W tym roku, przez cały październik, miałam wrażenie jakby lato w Kalabrii nie chciało odejść. Piękne dni powstrzymały nadejście jesieni. A jak wyglądał mój październik?
Postanowiłam wprowadzić nowy cykl fotograficzny za pomocą którego przedstawię Ci w skrócie co ciekawego można uwiecznić w tym miesiącu. To będzie taka trochę fotograficzna opowieść o tym, jak dany miesiąc wygląda w mojej Kalabrii.
OLIWKI
Gdy przeglądam zdjęcia w moim telefonie to mój październik mogłabym nazwać oliwkowym miesiącem pomimo że nie posiadam tych drzewek. Jednak jak widać, ich brak i tak nie przeszkodził mi w fotografowaniu i zrobieniu sobie sesji w gajach oliwnych.
KASZTANY
Na kalabryjskim wybrzeżu słońce przygrzewa tak mocno, że nawet nie zdajesz sobie sprawy, że to już jest jesień, dlatego w sklepie na widok kasztanów zawsze wybałuszam oczy wykrztuszając z siebie jedynie dwa słowa: „to już jesień?” Tak, jesień w górach kalabryjskich zaczyna się o wiele wcześniej i przypomina raczej tę polską jesień. A po ten kadr specjalnie dla Was pojechałam w góry, choć tak szczerze mówiąc to daleko do nich nie mam.
MUCHY, KONIKI POLNE i KARALUCHY DO PODUCHY
Przypadkowo do rąk wpadła mi książka, którą nauczycielka pożyczyła mojej córce i przyznam, że kompletnie pochłonęła mnie. Choć jest ona po włosku to i tak napiszę Wam o niej, bo jej fabuła to prawdziwa historia pewnego amanteańczyka (w Amantei mieszkam i ja).
Tytuł książki „Mosche, cavalette, scarafaggi e premio nobel” (tłumacząc: Muchy, koniki polne, karaluchy i nagroda Nobla) może nie jest zachęcający, ale na pewno przykuwa uwagę. Bo przecież co mogą mieć wspólnego owady z Amanteą i w dodatku jeszcze z nagrodą Nobla sławnej Rity Levi Montalcini?
Jednak w trakcie czytania zaczyna się szybko wyjeśniać ważność tych wszystkich owadów i przede wszystkim ważność przekazu historii. I pomimo że książka jest zadedykowana dla młodzieży, to ja poleciłabym ją również dorosłym a przede wszystkim nauczycielom. Bo tak naprawdę w każdym z nas kryje się talent, który trzeba tylko odkryć i my dorośli powinniśmy pomóc młodym.
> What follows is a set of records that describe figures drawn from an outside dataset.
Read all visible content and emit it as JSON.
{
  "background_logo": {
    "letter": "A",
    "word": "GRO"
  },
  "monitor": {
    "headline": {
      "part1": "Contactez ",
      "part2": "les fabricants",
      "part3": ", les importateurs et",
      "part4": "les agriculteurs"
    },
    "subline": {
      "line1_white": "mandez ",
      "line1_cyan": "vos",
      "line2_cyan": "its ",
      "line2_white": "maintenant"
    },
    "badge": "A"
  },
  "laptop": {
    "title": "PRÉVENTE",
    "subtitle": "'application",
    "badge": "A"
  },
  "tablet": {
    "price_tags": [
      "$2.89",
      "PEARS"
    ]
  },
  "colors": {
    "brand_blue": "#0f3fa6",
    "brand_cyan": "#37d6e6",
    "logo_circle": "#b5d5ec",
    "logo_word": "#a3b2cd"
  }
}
Obiecuję, że o książce jeszcze napiszę, bo jest warta przeczytania.
DIAMANTE
Lubię wracać do miejsc już odwiedzonych i odkryć tam znowu coś nowego. Tym razem padło na Diamante. Znajoma, z tej miejscowości i jej mąż, pokazali mi niesamowitą plażę. Byłam tak oczarowana, że najpierw musiałam nacieszyć oczy a potem zaczęłam robić zdjęcia. Nie zawsze mi się to zdarza dlatego naprawdę polecam Wam to miejsce.
ZACHODY SŁOŃCA
Jesienne wieczory są coraz dłuższe i mają one swoje plusy. Jednym z nich jest to, że na zachody słońca nie trzeba zbyt długo czekać. A te październikowe nabierają wyjątkowo cudownego złotego koloru. Uwielbiam to jesienne światło.
SPACERY
Podobał mi się ten mój październik, bo był ciepły (nie upalny!), jak lato. To był idealny czas na spacery z aparatem w ręku. Dlatego w tym okresie staram się wykorzystywać sjesty na maksa i czerpać radość ze słońca. No przecież inaczej być nie może skoro moje motto brzmi: „fotografuję słoneczny styl życia”.
PIKNIK
Skoro listopad jest już miesiącem przypominającym bardziej jesień niż lato, to wraz z końcem października postanawiamy urządzić sobie ostatni „letni” piknik nad morzem. Butelka wina przywieziona z Portugalii jest fajnym pretekstem na spędzenie czasu ze sobą i powspominanie minionych wakacji.
I to by było na tyle.
Ciekawe jakie kadry przyniesie mi kalabryjski listopad.